My server went down today. So I’ve decided to write a little postmortem for me, so that I will hopefully learn from my server outage. This is also a nice moment to learn how Google writes postmortems: https://landing.google.com/sre/sre-book/chapters/postmortem/#id-YAJuMt7iQW

Overview

Date: 2020-04-29

Status: Complete, action items in progress

Impact: The following of my components went down for a period of 5 hours and 6 minutes:

Root Causes: Backup restore mechanisms didn’t work as expected. Server has booted after upgrade, but has been partly inconsistent. The package manager dnf has stopped working, due to the python2 to python3 move of Fedora 32. Also SSH login were not possible anymore. Login on Rescue console, was not possible due to selinux enforcing new PAM rules.

Trigger: Failed Upgrade from Fedora 31 to Fedora 32.

Resolution: I’ve setup Fedora 31 again and restored the files I needed from the backup, instead of doing a full system backup or trying to repair the broken Fedora 32 installation.

Detection: https://uptimerobot.com registered a server failure at 2020-04-28 15:45:23 CET.

Lesson Learned

What went well

  • Monitoring detected server failures quickly. However, not all services are covered yet (HTTP and ICMP only).
  • Restoring single files from the restic backup worked superb.

What went wrong

  • Restoring full system from restic was not possible. I really have to look into this and train such situations. After an hour of battling with restic, grub and several other tools, I just gave up and rebuild the server from scratch.
  • Hetzner Console is awful. I have an US key layout on my laptop, but the Hetzner console uses a German key layout. So I’ve encountered different annoying issues:
    1. The root login failed, due to z/y swap, so I need to start the rescue image and set a new password.
    2. Pasting URLs into the console got altered. I tried downloading some RPMs, but I wondered that curl told me, that the host http is unknown. So after several minutes I’ve realized, that the colon in the URL got altered to a semicolon, because of the wrong key layout. This situation made me manually correcting all pasted URLs.
  • The login via password on a TTY didn’t work on Fedora 32, because of a combination of enabled selinux and PAM rule that enforces, that users with a UID under 1000 can’t login locally.
  • SSH login has not been possible. I still have no explanation for this.
  • An upgrade of a fresh Fedora 31 to a Fedora 32 took over 30min with max CPU load. No explanation for this here as well. Maybe the Hetzner VMs are just too weak or Hetzner has altered the Fedora 31 images so much, that a clean update is not possible anymore. This could be the explanation, why Hetzner has not released a Fedora 32 image yet.

Where I have been lucky

  • Restic backup restore of single files worked.

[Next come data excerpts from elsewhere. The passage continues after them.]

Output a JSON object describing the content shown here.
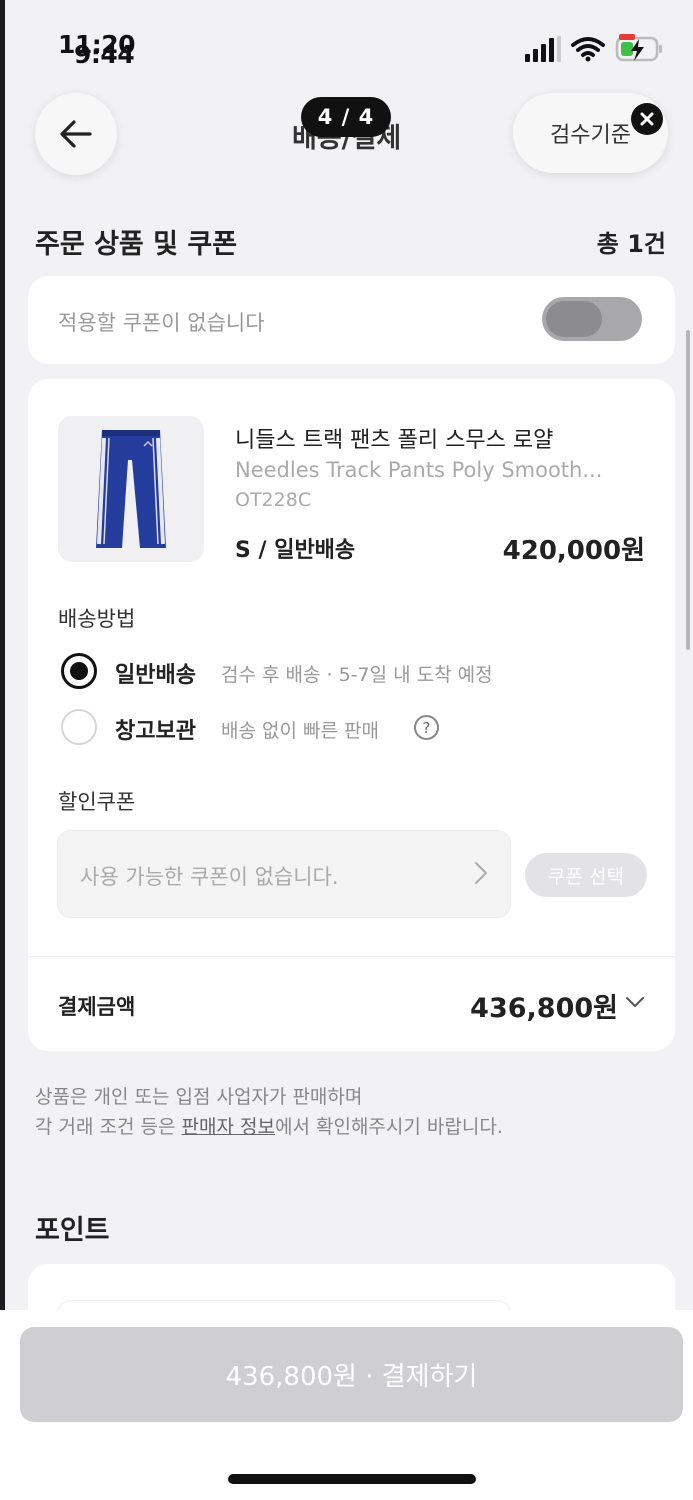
{
  "status_bar": {
    "time_prev": "11:20",
    "time": "9:44"
  },
  "header": {
    "title": "배송/결제",
    "page_indicator": "4 / 4",
    "inspect_label": "검수기준"
  },
  "order_section": {
    "title": "주문 상품 및 쿠폰",
    "count": "총 1건"
  },
  "coupon_toggle": {
    "text": "적용할 쿠폰이 없습니다",
    "enabled": false
  },
  "product": {
    "name_ko": "니들스 트랙 팬츠 폴리 스무스 로얄",
    "name_en": "Needles Track Pants Poly Smooth...",
    "code": "OT228C",
    "option": "S / 일반배송",
    "price": "420,000원",
    "image_icon": "track-pants-image"
  },
  "shipping": {
    "label": "배송방법",
    "options": [
      {
        "title": "일반배송",
        "desc": "검수 후 배송 · 5-7일 내 도착 예정",
        "selected": true
      },
      {
        "title": "창고보관",
        "desc": "배송 없이 빠른 판매",
        "selected": false
      }
    ],
    "help_icon": "?"
  },
  "discount_coupon": {
    "label": "할인쿠폰",
    "placeholder": "사용 가능한 쿠폰이 없습니다.",
    "button": "쿠폰 선택"
  },
  "payment": {
    "label": "결제금액",
    "amount": "436,800원"
  },
  "notice": {
    "line1": "상품은 개인 또는 입점 사업자가 판매하며",
    "line2_prefix": "각 거래 조건 등은 ",
    "line2_link": "판매자 정보",
    "line2_suffix": "에서 확인해주시기 바랍니다."
  },
  "points": {
    "title": "포인트"
  },
  "cta": {
    "label": "436,800원 · 결제하기"
  },
  "colors": {
    "primary_text": "#222222",
    "muted": "#9a9a9a",
    "disabled_button": "#cfcfd1",
    "background": "#f2f2f4"
  }
}
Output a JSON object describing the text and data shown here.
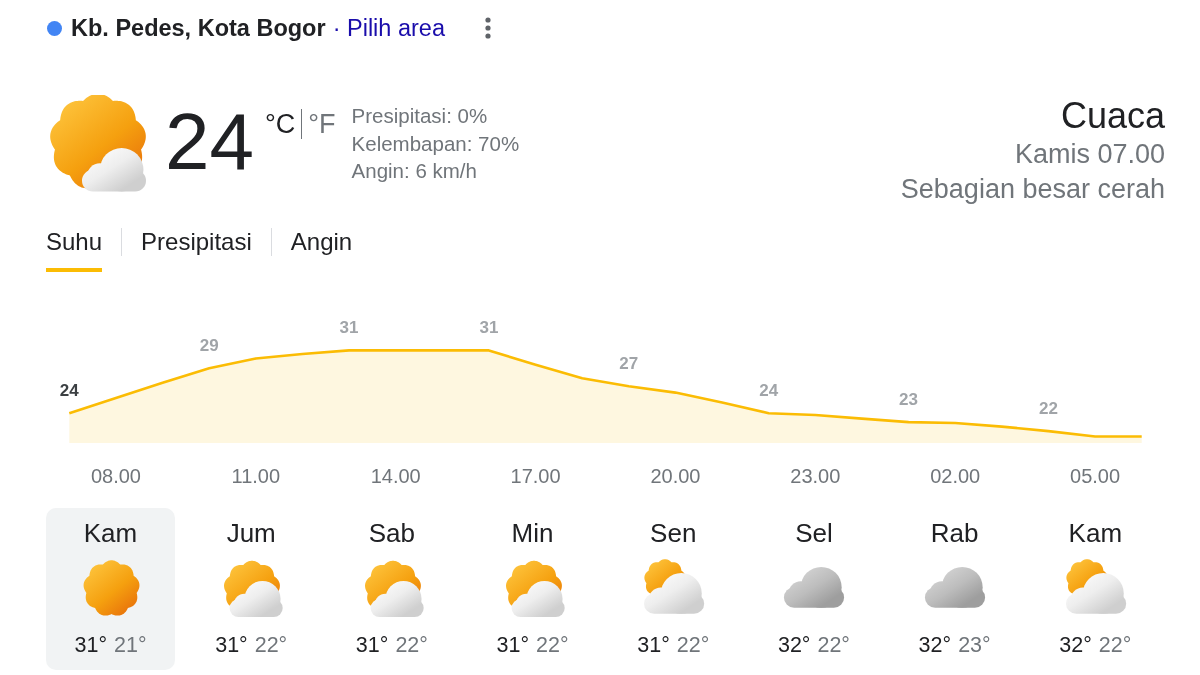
{
  "location": {
    "name": "Kb. Pedes, Kota Bogor",
    "link": "· Pilih area"
  },
  "current": {
    "kind": "mostly_sunny",
    "temperature": "24",
    "units": [
      {
        "label": "°C",
        "selected": true
      },
      {
        "label": "°F",
        "selected": false
      }
    ],
    "details": [
      "Presipitasi: 0%",
      "Kelembapan: 70%",
      "Angin: 6 km/h"
    ]
  },
  "summary": {
    "title": "Cuaca",
    "time": "Kamis 07.00",
    "condition": "Sebagian besar cerah"
  },
  "tabs": [
    {
      "label": "Suhu",
      "selected": true
    },
    {
      "label": "Presipitasi",
      "selected": false
    },
    {
      "label": "Angin",
      "selected": false
    }
  ],
  "chart": {
    "chart_data": {
      "type": "area",
      "categories": [
        null,
        "08.00",
        null,
        null,
        "11.00",
        null,
        null,
        "14.00",
        null,
        null,
        "17.00",
        null,
        null,
        "20.00",
        null,
        null,
        "23.00",
        null,
        null,
        "02.00",
        null,
        null,
        "05.00",
        null
      ],
      "values": [
        24,
        25.7,
        27.4,
        29,
        30.1,
        30.6,
        31,
        31,
        31,
        31,
        29.4,
        27.9,
        27,
        26.3,
        25.2,
        24,
        23.8,
        23.4,
        23,
        22.9,
        22.5,
        22,
        21.4,
        21.4
      ],
      "value_labels": [
        null,
        null,
        null,
        "29",
        null,
        null,
        "31",
        null,
        null,
        "31",
        null,
        null,
        "27",
        null,
        null,
        "24",
        null,
        null,
        "23",
        null,
        null,
        "22",
        null,
        null
      ],
      "annotations": [
        {
          "y": 24,
          "text": "24"
        }
      ]
    }
  },
  "days": [
    {
      "label": "Kam",
      "kind": "sunny",
      "high": "31°",
      "low": "21°",
      "selected": true
    },
    {
      "label": "Jum",
      "kind": "partly_cloudy",
      "high": "31°",
      "low": "22°",
      "selected": false
    },
    {
      "label": "Sab",
      "kind": "partly_cloudy",
      "high": "31°",
      "low": "22°",
      "selected": false
    },
    {
      "label": "Min",
      "kind": "partly_cloudy",
      "high": "31°",
      "low": "22°",
      "selected": false
    },
    {
      "label": "Sen",
      "kind": "mostly_cloudy",
      "high": "31°",
      "low": "22°",
      "selected": false
    },
    {
      "label": "Sel",
      "kind": "cloudy",
      "high": "32°",
      "low": "22°",
      "selected": false
    },
    {
      "label": "Rab",
      "kind": "cloudy",
      "high": "32°",
      "low": "23°",
      "selected": false
    },
    {
      "label": "Kam",
      "kind": "mostly_cloudy",
      "high": "32°",
      "low": "22°",
      "selected": false
    }
  ]
}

Action Items for the future

  • Finally having an ansible playbook for restoring a server from scratch
  • Testing restic full system restores.
  • Generating new systemd-nspawn images for https://nsapwn.org
  • Adding more service monitoring via https://uptimerobot.com
  • High-Availability for my blog (maybe a second server + reverse proxy?)

Timeline

2020-04-28 (all times CET):

  • 15:45: first outage.
  • 16:20: back online again with broken Fedora 32 installation.
  • 20:51: back online again with most systems (images for https://nspawn.org are still missing).